走向可控图像生成神经图像管道 (Towards a Neural Graphics Pipeline for Controllable Image Generation)

In this paper, we leverage advances in neural networks towards forming a neural rendering for controllable image generation, and thereby bypassing the need for detailed modeling in conventional graphics pipeline. To this end, we present Neural Graphics Pipeline (NGP), a hybrid generative model that brings together neural and traditional image formation models. NGP decomposes the image into a set of interpretable appearance feature maps, uncovering direct control handles for controllable image generation. To form an image, NGP generates coarse 3D models that are fed into neural rendering modules to produce view-specific interpretable 2D maps, which are then composited into the final output image using a traditional image formation model. Our approach offers control over image generation by providing direct handles controlling illumination and camera parameters, in addition to control over shape and appearance variations. The key challenge is to learn these controls through unsupervised training that links generated coarse 3D models with unpaired real images via neural and traditional (e.g., Blinn- Phong) rendering functions, without establishing an explicit correspondence between them. We demonstrate the effectiveness of our approach on controllable image generation of single-object scenes. We evaluate our hybrid modeling framework, compare with neural-only generation methods (namely, DCGAN, LSGAN, WGAN-GP, VON, and SRNs), report improvement in FID scores against real images, and demonstrate that NGP supports direct controls common in traditional forward rendering. Code is available at http://geometry.cs.ucl.ac.uk/projects/2021/ngp.

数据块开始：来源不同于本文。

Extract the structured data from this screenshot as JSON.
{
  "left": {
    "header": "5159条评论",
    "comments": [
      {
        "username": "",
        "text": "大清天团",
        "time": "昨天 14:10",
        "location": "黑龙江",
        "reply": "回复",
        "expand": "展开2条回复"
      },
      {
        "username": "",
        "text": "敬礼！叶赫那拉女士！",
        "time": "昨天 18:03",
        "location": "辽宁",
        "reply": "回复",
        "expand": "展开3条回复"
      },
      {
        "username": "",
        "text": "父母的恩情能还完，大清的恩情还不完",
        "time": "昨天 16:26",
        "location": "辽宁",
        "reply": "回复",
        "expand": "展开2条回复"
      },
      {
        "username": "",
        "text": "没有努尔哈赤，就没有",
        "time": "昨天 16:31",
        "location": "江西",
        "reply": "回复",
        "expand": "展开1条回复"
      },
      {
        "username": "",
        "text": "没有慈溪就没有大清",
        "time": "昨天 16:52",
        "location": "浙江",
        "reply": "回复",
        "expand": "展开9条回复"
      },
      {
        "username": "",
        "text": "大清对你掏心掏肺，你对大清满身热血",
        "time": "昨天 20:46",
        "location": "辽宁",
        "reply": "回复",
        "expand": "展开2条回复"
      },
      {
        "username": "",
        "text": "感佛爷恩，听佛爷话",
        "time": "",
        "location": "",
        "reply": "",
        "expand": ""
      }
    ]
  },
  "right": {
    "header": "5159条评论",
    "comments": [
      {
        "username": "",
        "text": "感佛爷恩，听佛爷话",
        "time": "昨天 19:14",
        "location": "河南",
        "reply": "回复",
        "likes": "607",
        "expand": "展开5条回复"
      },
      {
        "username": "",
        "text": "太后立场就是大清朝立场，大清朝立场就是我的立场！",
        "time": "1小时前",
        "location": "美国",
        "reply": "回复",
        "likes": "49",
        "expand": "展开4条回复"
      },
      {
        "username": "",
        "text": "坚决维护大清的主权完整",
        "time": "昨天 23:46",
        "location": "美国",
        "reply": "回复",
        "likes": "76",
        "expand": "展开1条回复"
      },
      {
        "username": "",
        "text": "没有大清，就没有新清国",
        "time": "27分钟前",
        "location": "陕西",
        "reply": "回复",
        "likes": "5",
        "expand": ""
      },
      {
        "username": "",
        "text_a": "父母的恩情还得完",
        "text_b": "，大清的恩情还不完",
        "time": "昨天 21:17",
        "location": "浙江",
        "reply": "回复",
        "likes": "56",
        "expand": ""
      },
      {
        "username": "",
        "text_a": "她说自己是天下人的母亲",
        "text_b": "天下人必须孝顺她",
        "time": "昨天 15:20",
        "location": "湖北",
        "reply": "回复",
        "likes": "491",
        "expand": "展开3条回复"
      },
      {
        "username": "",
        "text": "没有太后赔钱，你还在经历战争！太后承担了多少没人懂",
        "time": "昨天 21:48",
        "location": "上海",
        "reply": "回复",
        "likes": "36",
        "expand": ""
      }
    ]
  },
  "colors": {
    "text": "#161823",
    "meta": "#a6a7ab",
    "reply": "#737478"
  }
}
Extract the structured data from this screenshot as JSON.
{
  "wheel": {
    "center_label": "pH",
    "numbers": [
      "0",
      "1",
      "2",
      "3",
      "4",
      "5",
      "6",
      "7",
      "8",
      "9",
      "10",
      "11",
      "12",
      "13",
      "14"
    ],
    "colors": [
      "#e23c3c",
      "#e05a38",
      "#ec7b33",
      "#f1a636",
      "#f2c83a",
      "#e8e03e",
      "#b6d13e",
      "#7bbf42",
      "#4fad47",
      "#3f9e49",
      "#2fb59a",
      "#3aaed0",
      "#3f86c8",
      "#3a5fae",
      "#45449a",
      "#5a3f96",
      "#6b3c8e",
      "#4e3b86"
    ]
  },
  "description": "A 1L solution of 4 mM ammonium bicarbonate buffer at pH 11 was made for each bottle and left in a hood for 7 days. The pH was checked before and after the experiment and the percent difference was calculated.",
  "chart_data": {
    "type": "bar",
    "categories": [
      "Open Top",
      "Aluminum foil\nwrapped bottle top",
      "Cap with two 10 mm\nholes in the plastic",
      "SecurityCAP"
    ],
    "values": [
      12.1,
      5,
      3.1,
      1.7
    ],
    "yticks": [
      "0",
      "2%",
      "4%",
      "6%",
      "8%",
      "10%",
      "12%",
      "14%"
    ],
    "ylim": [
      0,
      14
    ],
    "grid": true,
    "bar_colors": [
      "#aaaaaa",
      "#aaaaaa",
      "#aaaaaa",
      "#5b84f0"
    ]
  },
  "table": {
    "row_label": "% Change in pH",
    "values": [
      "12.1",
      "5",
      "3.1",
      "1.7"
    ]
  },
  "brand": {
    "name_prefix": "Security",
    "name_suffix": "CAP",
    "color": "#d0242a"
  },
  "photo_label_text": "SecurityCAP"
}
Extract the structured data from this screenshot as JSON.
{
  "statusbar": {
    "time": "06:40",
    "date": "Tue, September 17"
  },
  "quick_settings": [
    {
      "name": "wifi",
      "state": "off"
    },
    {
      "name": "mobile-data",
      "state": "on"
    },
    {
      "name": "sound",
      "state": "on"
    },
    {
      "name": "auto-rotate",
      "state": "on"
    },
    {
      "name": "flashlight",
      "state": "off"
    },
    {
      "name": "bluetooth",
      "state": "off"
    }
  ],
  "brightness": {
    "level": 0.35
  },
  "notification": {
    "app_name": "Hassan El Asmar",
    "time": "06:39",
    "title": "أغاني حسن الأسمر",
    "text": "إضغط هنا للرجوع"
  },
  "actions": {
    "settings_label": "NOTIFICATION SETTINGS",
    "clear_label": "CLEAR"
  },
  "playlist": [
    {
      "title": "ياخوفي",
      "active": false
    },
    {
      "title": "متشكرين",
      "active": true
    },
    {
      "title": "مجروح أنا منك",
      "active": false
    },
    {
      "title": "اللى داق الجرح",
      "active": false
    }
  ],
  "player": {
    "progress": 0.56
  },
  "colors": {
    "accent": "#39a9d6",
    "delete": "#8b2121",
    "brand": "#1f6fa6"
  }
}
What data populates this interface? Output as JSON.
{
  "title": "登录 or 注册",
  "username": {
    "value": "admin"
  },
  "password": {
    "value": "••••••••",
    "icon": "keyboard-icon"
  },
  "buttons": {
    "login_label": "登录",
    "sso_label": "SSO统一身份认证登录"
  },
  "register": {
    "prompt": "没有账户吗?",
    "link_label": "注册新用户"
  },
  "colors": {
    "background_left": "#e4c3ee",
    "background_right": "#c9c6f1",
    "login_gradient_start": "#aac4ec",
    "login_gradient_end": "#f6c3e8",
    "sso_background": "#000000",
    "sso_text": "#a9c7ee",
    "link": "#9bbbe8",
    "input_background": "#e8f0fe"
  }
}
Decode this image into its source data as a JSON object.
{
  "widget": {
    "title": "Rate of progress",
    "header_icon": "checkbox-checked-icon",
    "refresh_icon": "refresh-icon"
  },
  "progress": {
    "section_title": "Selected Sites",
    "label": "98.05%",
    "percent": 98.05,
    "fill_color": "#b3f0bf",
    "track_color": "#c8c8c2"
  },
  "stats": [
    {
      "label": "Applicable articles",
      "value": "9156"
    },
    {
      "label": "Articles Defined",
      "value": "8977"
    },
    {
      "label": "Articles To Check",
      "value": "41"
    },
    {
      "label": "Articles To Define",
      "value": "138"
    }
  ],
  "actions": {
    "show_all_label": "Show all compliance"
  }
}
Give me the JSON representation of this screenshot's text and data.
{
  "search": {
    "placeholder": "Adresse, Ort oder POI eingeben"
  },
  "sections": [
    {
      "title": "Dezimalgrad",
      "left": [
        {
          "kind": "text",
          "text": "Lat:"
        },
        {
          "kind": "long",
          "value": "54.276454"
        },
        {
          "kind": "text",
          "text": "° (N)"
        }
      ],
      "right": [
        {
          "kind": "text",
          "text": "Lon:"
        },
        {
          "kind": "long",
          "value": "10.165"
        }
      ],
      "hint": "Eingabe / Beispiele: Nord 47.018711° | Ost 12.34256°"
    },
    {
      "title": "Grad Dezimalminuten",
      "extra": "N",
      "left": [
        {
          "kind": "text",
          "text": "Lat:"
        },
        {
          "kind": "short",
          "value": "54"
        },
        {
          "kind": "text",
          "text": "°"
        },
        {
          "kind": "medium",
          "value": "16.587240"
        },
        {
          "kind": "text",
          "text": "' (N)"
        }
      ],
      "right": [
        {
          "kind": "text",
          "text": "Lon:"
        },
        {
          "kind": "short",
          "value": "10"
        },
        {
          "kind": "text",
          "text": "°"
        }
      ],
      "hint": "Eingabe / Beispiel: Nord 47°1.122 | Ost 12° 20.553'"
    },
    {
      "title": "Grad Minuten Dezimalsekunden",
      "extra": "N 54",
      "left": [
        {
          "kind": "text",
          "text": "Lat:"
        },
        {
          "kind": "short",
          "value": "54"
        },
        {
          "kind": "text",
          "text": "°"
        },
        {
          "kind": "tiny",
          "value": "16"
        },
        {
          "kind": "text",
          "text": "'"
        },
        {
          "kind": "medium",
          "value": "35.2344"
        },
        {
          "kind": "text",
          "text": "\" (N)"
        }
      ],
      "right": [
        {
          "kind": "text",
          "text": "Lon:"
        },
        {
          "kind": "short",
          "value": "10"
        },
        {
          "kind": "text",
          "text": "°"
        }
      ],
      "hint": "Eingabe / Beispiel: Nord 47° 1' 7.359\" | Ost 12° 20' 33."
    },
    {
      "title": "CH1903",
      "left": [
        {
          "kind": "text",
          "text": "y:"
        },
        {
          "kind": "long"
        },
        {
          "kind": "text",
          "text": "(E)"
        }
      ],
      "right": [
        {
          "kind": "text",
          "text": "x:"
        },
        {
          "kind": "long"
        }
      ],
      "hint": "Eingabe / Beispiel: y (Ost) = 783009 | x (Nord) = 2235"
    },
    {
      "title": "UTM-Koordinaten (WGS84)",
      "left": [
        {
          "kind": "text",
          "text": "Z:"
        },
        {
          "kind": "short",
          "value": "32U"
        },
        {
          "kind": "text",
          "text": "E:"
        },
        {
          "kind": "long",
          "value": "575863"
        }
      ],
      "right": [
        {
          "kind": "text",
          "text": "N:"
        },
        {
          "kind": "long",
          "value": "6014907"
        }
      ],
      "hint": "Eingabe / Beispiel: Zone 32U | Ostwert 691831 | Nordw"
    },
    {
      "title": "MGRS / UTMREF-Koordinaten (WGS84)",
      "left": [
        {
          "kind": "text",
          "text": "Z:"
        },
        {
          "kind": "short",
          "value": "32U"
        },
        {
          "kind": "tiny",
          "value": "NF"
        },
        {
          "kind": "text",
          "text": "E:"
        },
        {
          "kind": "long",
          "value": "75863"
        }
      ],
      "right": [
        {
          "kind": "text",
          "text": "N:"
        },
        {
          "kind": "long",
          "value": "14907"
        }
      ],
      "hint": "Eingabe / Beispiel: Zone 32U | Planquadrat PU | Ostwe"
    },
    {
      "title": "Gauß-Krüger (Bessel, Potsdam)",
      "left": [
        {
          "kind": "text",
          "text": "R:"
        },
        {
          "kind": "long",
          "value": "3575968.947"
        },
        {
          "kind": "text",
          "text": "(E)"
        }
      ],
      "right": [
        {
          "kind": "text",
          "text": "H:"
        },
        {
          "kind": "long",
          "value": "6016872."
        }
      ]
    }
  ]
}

翻译：在本文中,我们利用神经网络的进步来形成可控图像生成的神经造影,从而绕过常规图形管道中详细建模的需要。为此,我们介绍神经图形管道(NGP),这是一个混合基因模型,将神经和传统图像形成模型结合在一起。NGP将图像分解成一套可解释的外观特征地图,发现可控图像生成的直接控制控控控控器。为了形成图像,NGP生成了粗俗的3D模型,这些模型被输入神经成模,以生成可视化的2D地图,然后用传统图像形成模型模型将这些图集成成成最后产出图像。我们的方法通过提供直接控制光化和摄像参数的处理器来控制图像生成。关键的挑战是如何通过未经校正的培训来了解这些控制,即通过神经和传统(e.g.Blinn-Phong)生成了粗俗的3D模型,这些模型用于生成功能,而没有针对传统的图像形成明确的普通通信。我们的方法通过SHARAN 展示了我们制作的单个模型的方法。